Ideas to Teach Fractions
For some crazy reason, I find it most difficult to teach fractions in math. It is a concept many kids have a hard time grasping. After working with whole numbers up to this point, some kids really struggle with understanding this math concept. Here are some ideas to help you teach fractions.
Use Fraction Tiles
One sure-fire way to help students wrap their head around fractions is to make use of tiles to illustrate various fractions. You can get pre-prepared fraction tiles or make one yourself using several sheets of paper, a ruler, a pair of scissors, and a marker. Finally, use this tool in your classroom to show how fractions can be added or subtracted together.
Showing Fractions in a Linear Model
A linear model is another way to illustrate fractions. Unlike fraction tiles, it makes use of drawing a line and adding dots onto it to divide it into several sections. If you show this method to your students, it can help them learn how to understand how they are understood.
Using Beads to Illustrate Problems
Beads can also be a great idea to show students what they are. You can even use beads on a string to help them understand how fractions work. For example, to represent 3/7 using three green beads and and 4 blue beads. You can ask them, how many of the beads are green. They will count and come up with 3, then you can explain the denominator represents all the beads, so they will tell you 7. Then you can flip it and ask, how many of the beads are blue. They can tell you 4/7. This method really helps them to see the problem and a great way to teach fractions.

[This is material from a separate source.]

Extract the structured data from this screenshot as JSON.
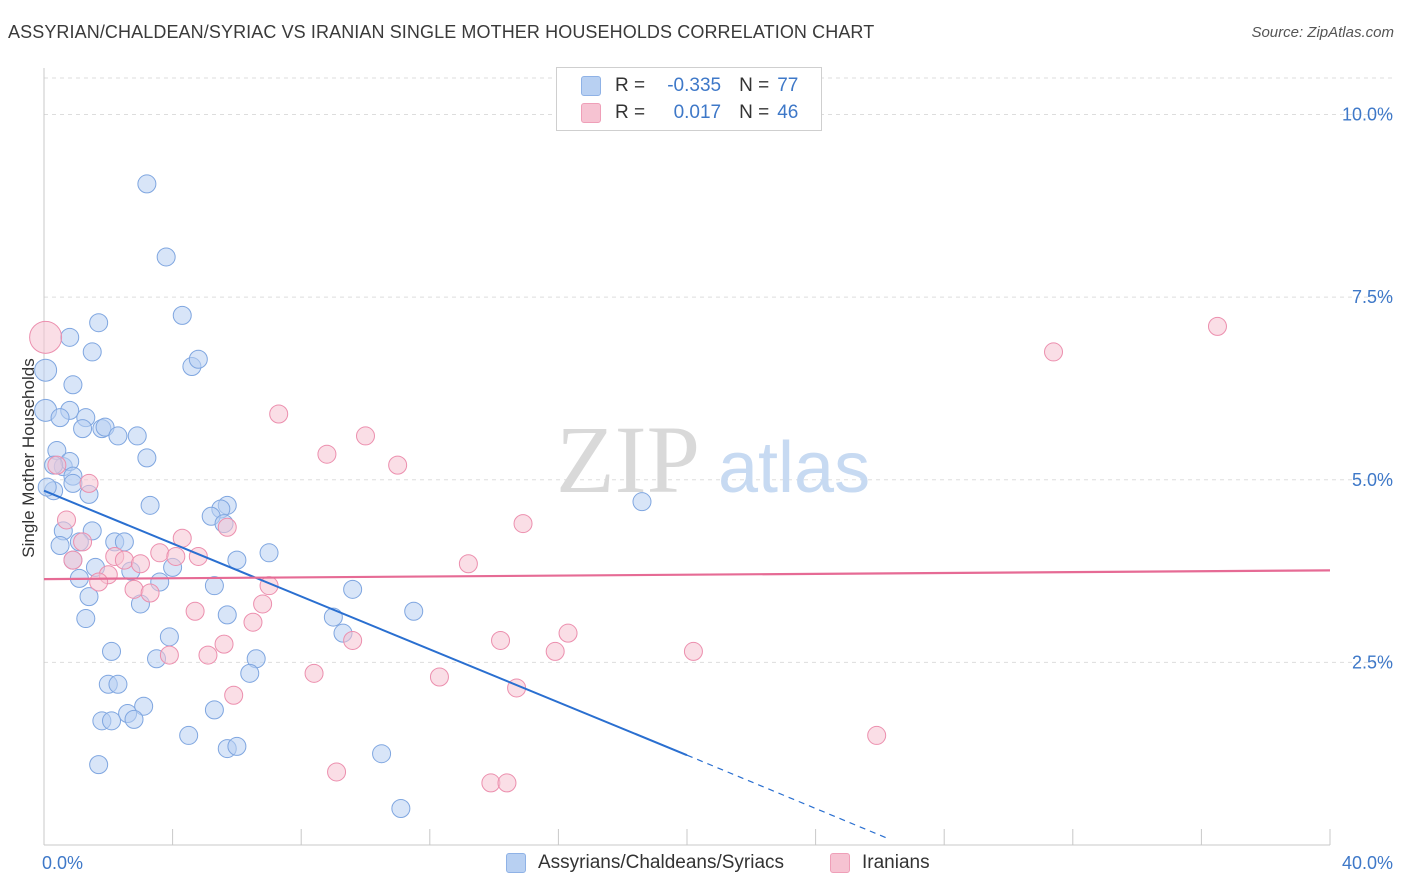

Ask Them To Draw The Problem
Drawing is a math students best friend. Sometimes, slowing it down and drawing out the problem is best. Ask your students to draw the fractions mentioned in the problem. For example, you ask your students how many cups of water are left in two full cups if someone took ⅓ from each cup. Then, you can ask them to draw two cups then divide each into three and remove ⅓ from each cup. After this, ask your students to figure out how to add ⅔ and ⅔ together to reach the result 1 ⅓.
I hope this blog post gave you some ideas. When it comes to teaching fractions it really is best to help students see the fractions. As soon as they see it and can understand it visually you can move into more abstract math using fractions. Get them to see it first.